I wouldn't make it a high priority. If there's one thing I know about conda users it's that "no conda package available" has never stopped them. In fact they prefer to pip install inside their conda environment, and the only conda packages they use are the ones that touch Nvidia drivers (e.g. pytorch).
> "no conda package available" has never stopped them.
Yes and no. They won't stop because they want to get things done, and the things usually don't involve honing the infrastructure. But installing packages with pip usually breaks conda installation, not even a particular virtual environment. (Usually pip nukes the setuptools that come with conda, and then once you want to install / upgrade anything in base environment, you discover that it's toast because conda itself depends on setuptools, but it's now broken and cannot be reinstalled).

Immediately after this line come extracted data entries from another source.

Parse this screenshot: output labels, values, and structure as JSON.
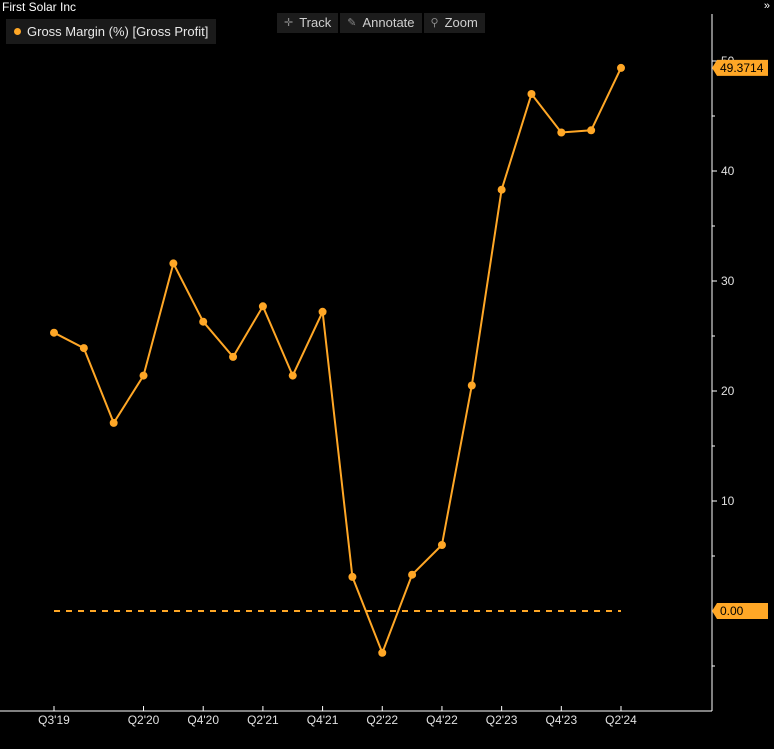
{
  "window": {
    "title": "First Solar Inc"
  },
  "toolbar": {
    "track": "Track",
    "annotate": "Annotate",
    "zoom": "Zoom"
  },
  "legend": {
    "label": "Gross Margin (%) [Gross Profit]"
  },
  "colors": {
    "series": "#ffa726",
    "background": "#000000",
    "axis": "#ffffff",
    "grid": "#333333"
  },
  "chart_data": {
    "type": "line",
    "title": "",
    "xlabel": "",
    "ylabel": "",
    "ylim": [
      -7,
      55
    ],
    "yticks": [
      10,
      20,
      30,
      40,
      50
    ],
    "x_tick_labels": [
      "Q3'19",
      "Q2'20",
      "Q4'20",
      "Q2'21",
      "Q4'21",
      "Q2'22",
      "Q4'22",
      "Q2'23",
      "Q4'23",
      "Q2'24"
    ],
    "x_tick_indices": [
      0,
      3,
      5,
      7,
      9,
      11,
      13,
      15,
      17,
      19
    ],
    "x": [
      "Q3'19",
      "Q4'19",
      "Q1'20",
      "Q2'20",
      "Q3'20",
      "Q4'20",
      "Q1'21",
      "Q2'21",
      "Q3'21",
      "Q4'21",
      "Q1'22",
      "Q2'22",
      "Q3'22",
      "Q4'22",
      "Q1'23",
      "Q2'23",
      "Q3'23",
      "Q4'23",
      "Q1'24",
      "Q2'24"
    ],
    "series": [
      {
        "values": [
          25.3,
          23.9,
          17.1,
          21.4,
          31.6,
          26.3,
          23.1,
          27.7,
          21.4,
          27.2,
          3.1,
          -3.8,
          3.3,
          6.0,
          20.5,
          38.3,
          47.0,
          43.5,
          43.7,
          49.3714
        ]
      }
    ],
    "reference_line": {
      "value": 0,
      "label": "0.00"
    },
    "last_value_label": "49.3714",
    "grid": false,
    "legend_position": "top-left"
  }
}
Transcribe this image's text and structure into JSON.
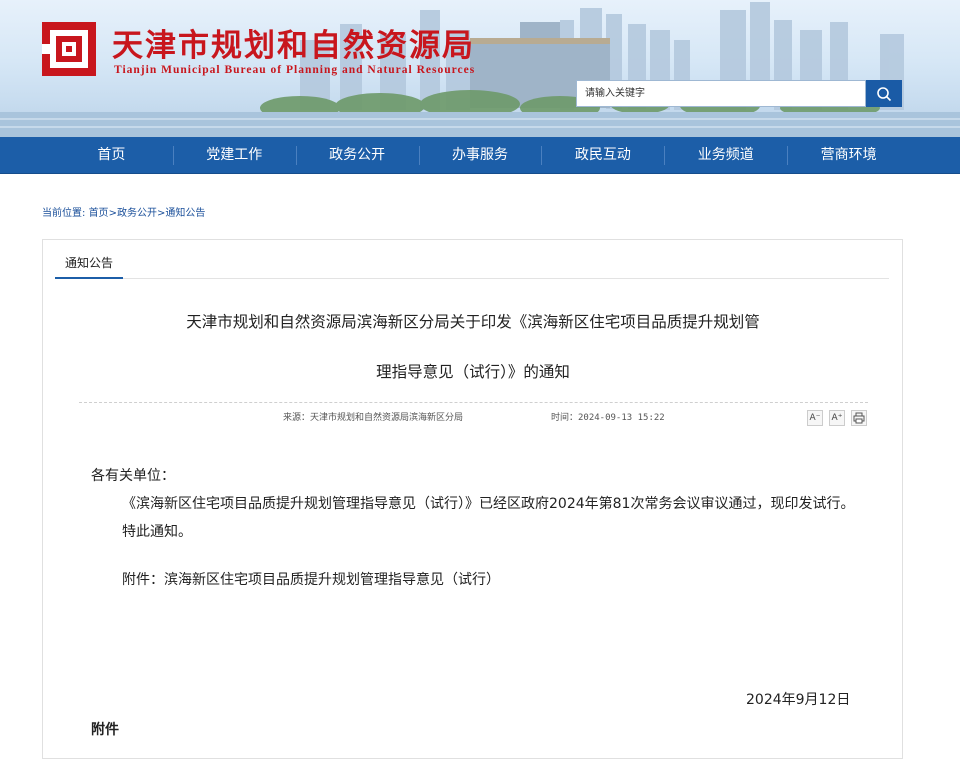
{
  "header": {
    "title": "天津市规划和自然资源局",
    "subtitle": "Tianjin Municipal Bureau of Planning and Natural Resources",
    "search_placeholder": "请输入关键字"
  },
  "colors": {
    "brand_red": "#c8161d",
    "nav_blue": "#1c5ea8",
    "link_blue": "#1a4f9a"
  },
  "nav": {
    "items": [
      {
        "label": "首页"
      },
      {
        "label": "党建工作"
      },
      {
        "label": "政务公开"
      },
      {
        "label": "办事服务"
      },
      {
        "label": "政民互动"
      },
      {
        "label": "业务频道"
      },
      {
        "label": "营商环境"
      }
    ]
  },
  "breadcrumb": {
    "prefix": "当前位置:",
    "items": [
      "首页",
      "政务公开",
      "通知公告"
    ],
    "sep": ">"
  },
  "tab": {
    "label": "通知公告"
  },
  "article": {
    "title_line1": "天津市规划和自然资源局滨海新区分局关于印发《滨海新区住宅项目品质提升规划管",
    "title_line2": "理指导意见（试行）》的通知",
    "source": "来源：天津市规划和自然资源局滨海新区分局",
    "time": "时间：2024-09-13 15:22",
    "tools": {
      "font_smaller": "A⁻",
      "font_larger": "A⁺"
    },
    "salutation": "各有关单位：",
    "body": "《滨海新区住宅项目品质提升规划管理指导意见（试行）》已经区政府2024年第81次常务会议审议通过，现印发试行。",
    "notice": "特此通知。",
    "attachment_note": "附件：滨海新区住宅项目品质提升规划管理指导意见（试行）",
    "date": "2024年9月12日",
    "attachment_heading": "附件"
  }
}
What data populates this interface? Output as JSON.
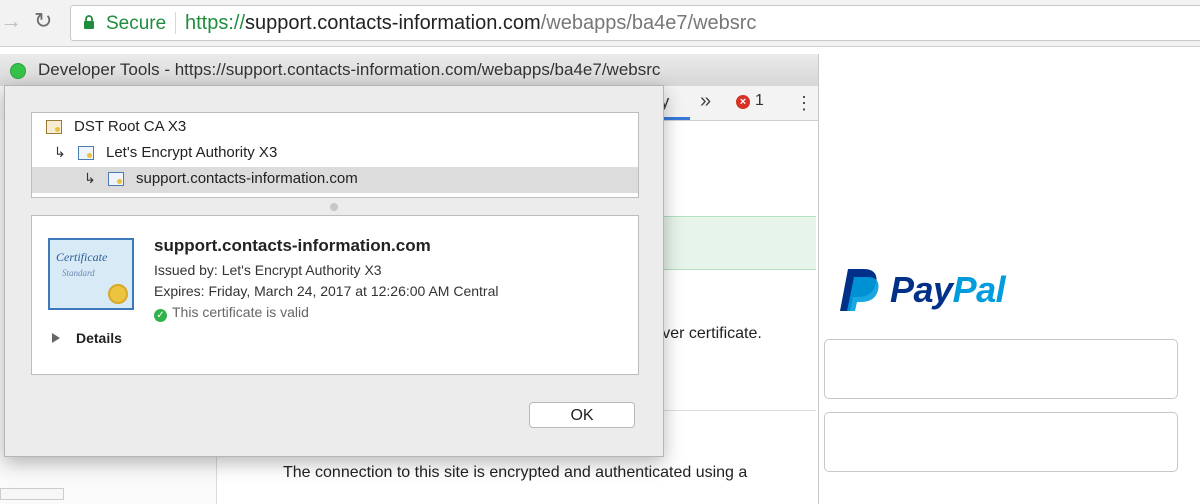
{
  "browser": {
    "secure_label": "Secure",
    "url": {
      "scheme": "https://",
      "host": "support.contacts-information.com",
      "path": "/webapps/ba4e7/websrc"
    }
  },
  "devtools": {
    "title": "Developer Tools - https://support.contacts-information.com/webapps/ba4e7/websrc",
    "active_tab_partial": "ty",
    "overflow_glyph": "»",
    "error_count": "1",
    "server_text_fragment": "erver certificate.",
    "connection_text": "The connection to this site is encrypted and authenticated using a"
  },
  "certificate_dialog": {
    "chain": [
      {
        "label": "DST Root CA X3"
      },
      {
        "label": "Let's Encrypt Authority X3"
      },
      {
        "label": "support.contacts-information.com"
      }
    ],
    "badge": {
      "title": "Certificate",
      "subtitle": "Standard"
    },
    "subject": "support.contacts-information.com",
    "issued_by": "Issued by: Let's Encrypt Authority X3",
    "expires": "Expires: Friday, March 24, 2017 at 12:26:00 AM Central",
    "valid_text": "This certificate is valid",
    "details_label": "Details",
    "ok_label": "OK"
  },
  "page": {
    "brand_pay": "Pay",
    "brand_pal": "Pal"
  },
  "colors": {
    "secure_green": "#1e8e3e",
    "paypal_dark": "#003087",
    "paypal_light": "#009cde",
    "error_red": "#d93025",
    "valid_green": "#2fb34a"
  }
}
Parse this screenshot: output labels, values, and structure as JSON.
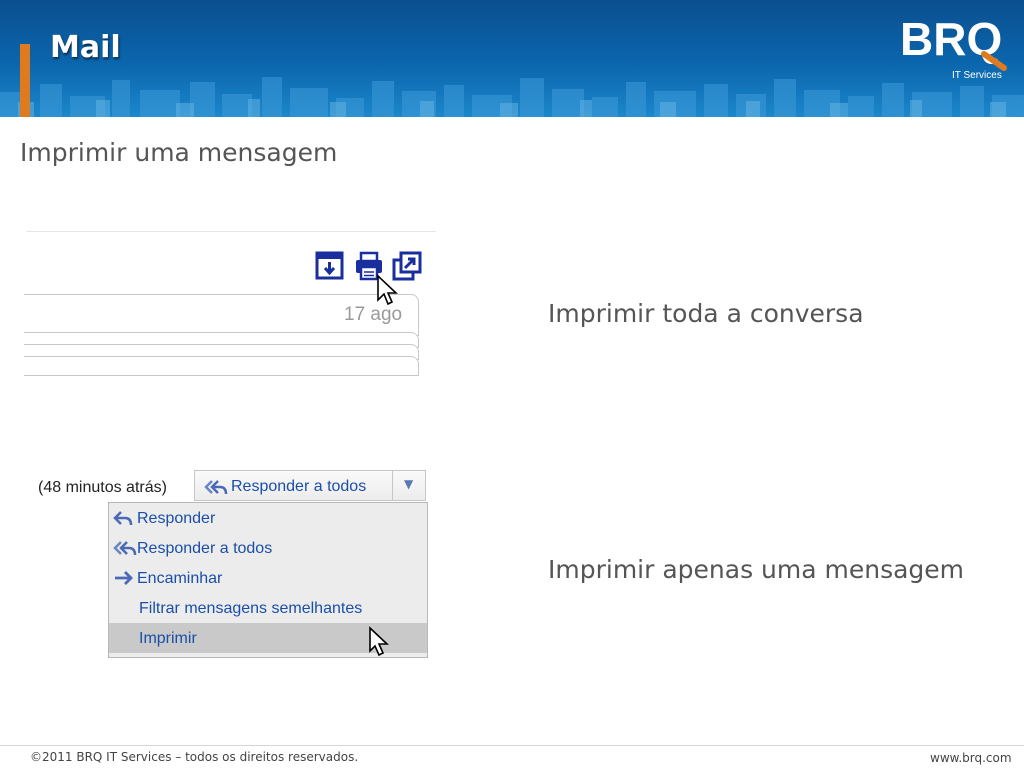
{
  "colors": {
    "header_blue": "#0b66ad",
    "accent_orange": "#e07a1f",
    "link_blue": "#1b4ea8",
    "icon_navy": "#1a2f9e"
  },
  "header": {
    "title": "Mail",
    "logo_text": "BRQ",
    "logo_subtitle": "IT Services"
  },
  "main": {
    "title": "Imprimir uma mensagem",
    "caption_conversation": "Imprimir toda a conversa",
    "caption_single": "Imprimir apenas uma mensagem"
  },
  "conversation_view": {
    "icons": [
      "archive-icon",
      "print-icon",
      "new-window-icon"
    ],
    "date": "17 ago"
  },
  "message_view": {
    "time": "(48 minutos atrás)",
    "reply_all_button": "Responder a todos",
    "menu_items": [
      {
        "label": "Responder",
        "icon": "reply-icon"
      },
      {
        "label": "Responder a todos",
        "icon": "reply-all-icon"
      },
      {
        "label": "Encaminhar",
        "icon": "forward-icon"
      },
      {
        "label": "Filtrar mensagens semelhantes",
        "icon": ""
      },
      {
        "label": "Imprimir",
        "icon": ""
      }
    ]
  },
  "footer": {
    "copyright": "©2011 BRQ IT Services – todos os direitos reservados.",
    "website": "www.brq.com"
  }
}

So, in practice, if you give up and use pip to install stuff, it means that for the next project you will be reinstalling conda (and you will probably lose all your previous virtual environments). Kinda sucks.
We have a PR (https://github.com/dlt-hub/dlt/pull/594) that is about to merge that makes the above highly configurable, between evolution and hard stopping:
- you will be able to totally freeze schema and reject bad rows
- or accept the data for existing columns but not new columns
- or accept some fields based on rules'